During the peak of the pandemic in the March quarter of 2021, owner-occupier loans soared to an impressive 1,322 per day. This surge was largely driven by a record-low cash rate of 0.10 per cent and a series of government support measures aimed at buoying the economy. However, this boom was short-lived. By the March quarter of 2023, loan volumes had plummeted by more than a third, dropping to just 822 per day, as the Reserve Bank of Australia embarked on a rate-hiking cycle.
Fast forward to 2025, and the situation shows only a modest improvement, with loan numbers averaging 890 per day in the June quarter. At this rate, home lending is not expected to return to its previous highs of around 1,300 loans a day until at least 2036. By then, projections indicate that the average new home loan size will have escalated to $1,145,982, a staggering 69 per cent increase from today’s average of $676,434.
Debbie Hays, a mortgage expert at Money.com.au, provides insight into the challenges facing Australia’s mortgage market. “The stimulus-fuelled peak of 2021 was short-lived, and led to a major trough which we’re still slowly digging our way out of,” she explains. “The fact it will take a decade to return to those levels under normal growth shows just how distorting housing bubbles can be to the wider market.”
Hays highlights the bumpy road to recovery that lies ahead. “There may also be smaller peaks and troughs along the way. These disproportionately affect homeowners and first-time buyers, who are the most exposed to swings in borrowing costs and property prices. When volumes surge, prices rise, and those without a foothold in the market are locked out.”
The anticipated recovery in home lending will occur in a markedly different environment compared to the pandemic era. “Borrowers will be facing much higher average loan sizes relative to their incomes, tougher affordability pressures, uncertainty in the jobs market due to AI, and likely an ongoing shortage of housing supply,” Hays notes. “That’s if another global shock doesn’t intervene before then.”
This sobering outlook comes at a time when the housing market is grappling with multiple pressures. Rising interest rates, affordability issues, and economic uncertainty are contributing to a challenging landscape for both buyers and lenders. The Reserve Bank’s interest rate decisions have played a significant role in shaping the current lending climate, and future rate movements will be closely watched by market participants.

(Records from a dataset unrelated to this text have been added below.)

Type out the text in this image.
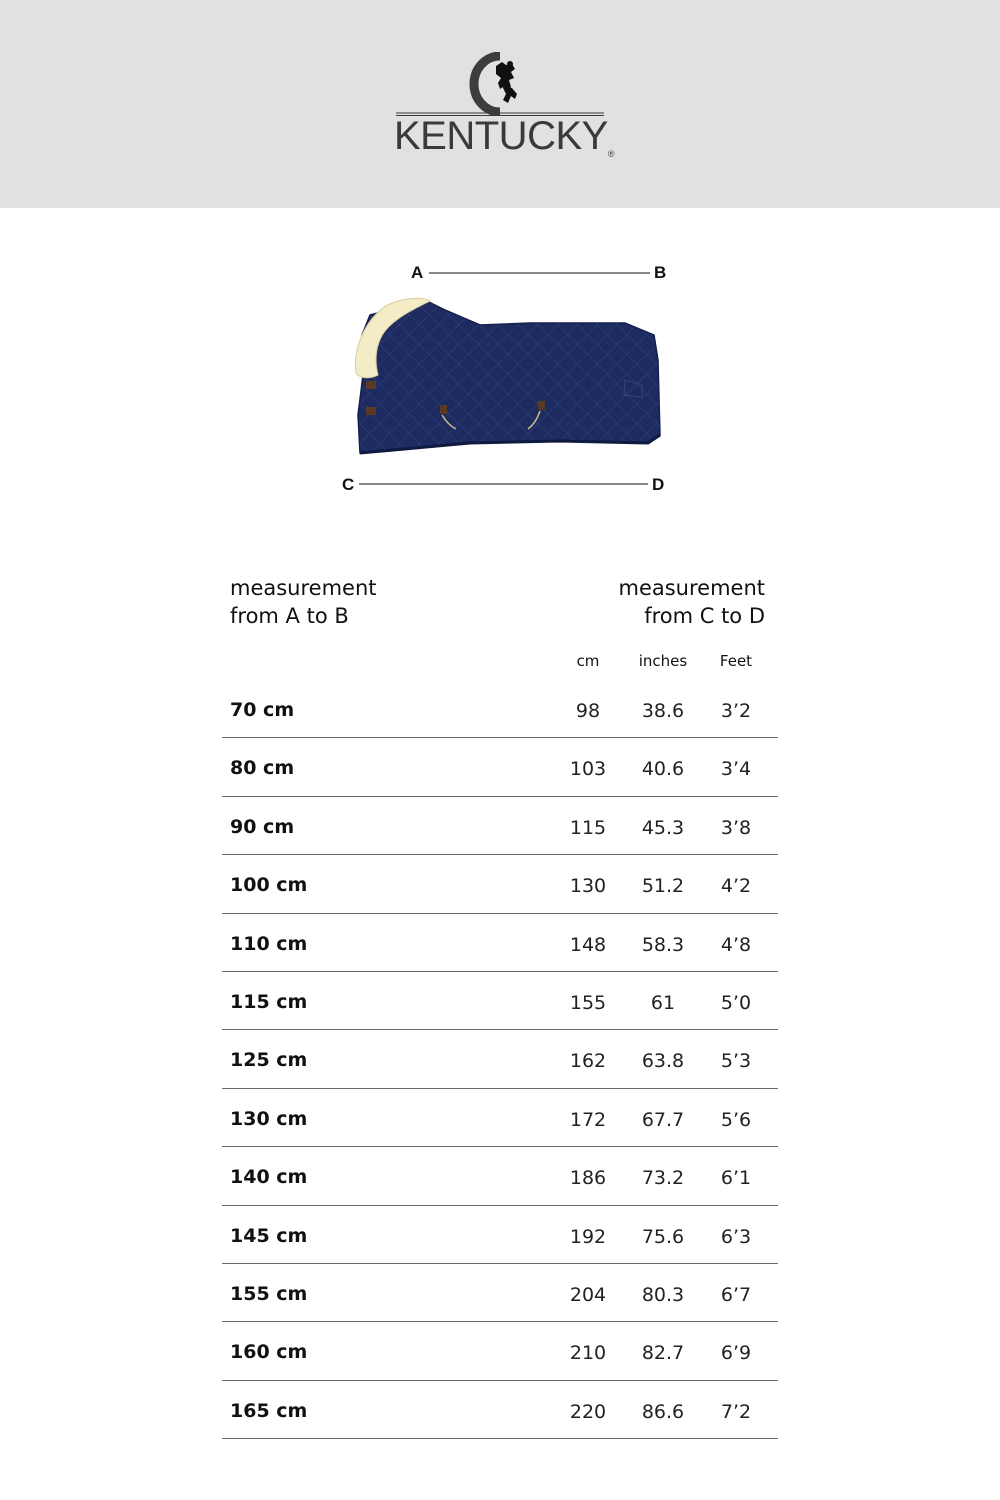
KENTUCKY®
A	B
C	D
measurement
from A to B
measurement
from C to D
cm	inches	Feet
70 cm	98	38.6	3’2
80 cm	103	40.6	3’4
90 cm	115	45.3	3’8
100 cm	130	51.2	4’2
110 cm	148	58.3	4’8
115 cm	155	61	5’0
125 cm	162	63.8	5’3
130 cm	172	67.7	5’6
140 cm	186	73.2	6’1
145 cm	192	75.6	6’3
155 cm	204	80.3	6’7
160 cm	210	82.7	6’9
165 cm	220	86.6	7’2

The broader implications of these projections are significant. For potential homebuyers, the prospect of higher average loan sizes and continued affordability pressures could mean that entering the property market becomes increasingly difficult. For existing homeowners, fluctuations in borrowing costs and property prices could create financial strain.
As the real estate sector navigates these challenges, the need for strategic planning and adaptability becomes paramount. The potential for smaller peaks and troughs in the market underscores the importance of resilience and preparedness for both individuals and institutions involved in the housing market.
In the coming years, stakeholders will need to closely monitor economic indicators, policy changes, and global events that could impact the trajectory of home lending. As the market evolves, the ability to respond effectively to these dynamics will be crucial in determining the future landscape of Australia’s housing market.